Some friends in our community who have been living rough for years panhandled with a cardboard sign that read, “Houseless but not homeless,” a clever way of reminding us that having a house is different from having a home. You can have a mansion and still not have a home. You can be deprived of an adequate dwelling place and still find a way to forge the bonds of belonging, familiarity, mutual care, responsibility, and family that form the beating heart of what we mean by home anyway. I am continually amazed by the genius of those in our community when it comes to domesticating outdoor spaces, finding ways to make public places meet needs that we usually reserve for private ones: makeshift showers, welcome mats outside cardboard structures, furniture arranged like a cozy living room, art hung on a fence.
One summer day a couple of years ago, I walked into an alley and recognized a friend from our community. She was reclining on an old mattress, with her few belongings carefully arranged around its edges. She patted the empty space on the mattress, and I flopped down beside her. For the next hour or so, we chatted about life. She gave me advice, and we laughed together. Even hospitality is possible without a house.
And yet, we all know that people should not have to resort to homemaking under such difficult conditions. The precarity of life without shelter or warmth does not provide the safety or stability a home should offer, and there are few, if any, spaces in our city where people are allowed to stay without having their homes quickly dismantled and being forced to move on.

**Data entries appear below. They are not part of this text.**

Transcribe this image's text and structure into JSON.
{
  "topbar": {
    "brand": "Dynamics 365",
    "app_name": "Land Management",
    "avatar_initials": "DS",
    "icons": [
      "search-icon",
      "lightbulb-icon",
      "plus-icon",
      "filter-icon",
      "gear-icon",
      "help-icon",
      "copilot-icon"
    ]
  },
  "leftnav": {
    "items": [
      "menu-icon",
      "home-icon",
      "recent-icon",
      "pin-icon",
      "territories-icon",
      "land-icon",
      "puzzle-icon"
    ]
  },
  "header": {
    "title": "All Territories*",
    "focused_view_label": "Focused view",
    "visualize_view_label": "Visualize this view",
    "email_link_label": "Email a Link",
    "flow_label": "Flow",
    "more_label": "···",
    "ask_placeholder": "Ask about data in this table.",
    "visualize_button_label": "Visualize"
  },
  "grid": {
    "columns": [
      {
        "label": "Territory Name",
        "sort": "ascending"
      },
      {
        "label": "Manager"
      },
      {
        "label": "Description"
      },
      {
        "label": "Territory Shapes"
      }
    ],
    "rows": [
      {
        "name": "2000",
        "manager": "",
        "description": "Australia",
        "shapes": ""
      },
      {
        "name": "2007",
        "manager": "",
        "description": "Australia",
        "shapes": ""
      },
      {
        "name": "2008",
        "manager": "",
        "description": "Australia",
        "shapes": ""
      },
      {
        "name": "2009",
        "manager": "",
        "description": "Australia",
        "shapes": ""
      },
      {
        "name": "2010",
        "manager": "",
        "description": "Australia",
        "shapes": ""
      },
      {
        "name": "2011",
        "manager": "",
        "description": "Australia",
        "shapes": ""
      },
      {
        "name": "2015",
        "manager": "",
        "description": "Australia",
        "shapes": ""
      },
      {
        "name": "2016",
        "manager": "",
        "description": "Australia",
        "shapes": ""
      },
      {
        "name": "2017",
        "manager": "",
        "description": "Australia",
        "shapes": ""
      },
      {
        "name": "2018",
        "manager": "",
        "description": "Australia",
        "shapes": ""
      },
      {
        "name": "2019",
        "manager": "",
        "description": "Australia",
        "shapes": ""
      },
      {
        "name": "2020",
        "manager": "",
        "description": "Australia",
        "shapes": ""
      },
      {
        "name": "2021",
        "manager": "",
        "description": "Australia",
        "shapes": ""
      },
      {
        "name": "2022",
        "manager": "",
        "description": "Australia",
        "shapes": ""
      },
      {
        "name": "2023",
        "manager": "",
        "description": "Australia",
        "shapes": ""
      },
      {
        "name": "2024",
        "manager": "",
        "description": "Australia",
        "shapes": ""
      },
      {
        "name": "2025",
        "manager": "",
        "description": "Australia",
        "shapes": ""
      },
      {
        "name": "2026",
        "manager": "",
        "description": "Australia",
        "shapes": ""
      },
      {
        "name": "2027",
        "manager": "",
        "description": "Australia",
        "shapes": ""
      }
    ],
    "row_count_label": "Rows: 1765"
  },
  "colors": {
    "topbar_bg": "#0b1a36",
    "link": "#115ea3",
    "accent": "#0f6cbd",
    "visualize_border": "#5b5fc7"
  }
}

In the midst of all this, while we work and long for a world where everyone has a place to call home and people to call family, our little community at Sanctuary works to create a sense of sharing life together. We do this by offering, in small ways, some of what a house provides: an address to get your mail, a safe place to lie down for a few hours, a shower, somewhere to come in from the cold. We also seek to become home for each other: making memories, eating a hot meal around a table, building lasting friendships, holding each other while we cry, dancing to good music, walking together through whatever struggles life throws our way. And together, we dream and hope for the world God promises is coming, one where we are all truly at home.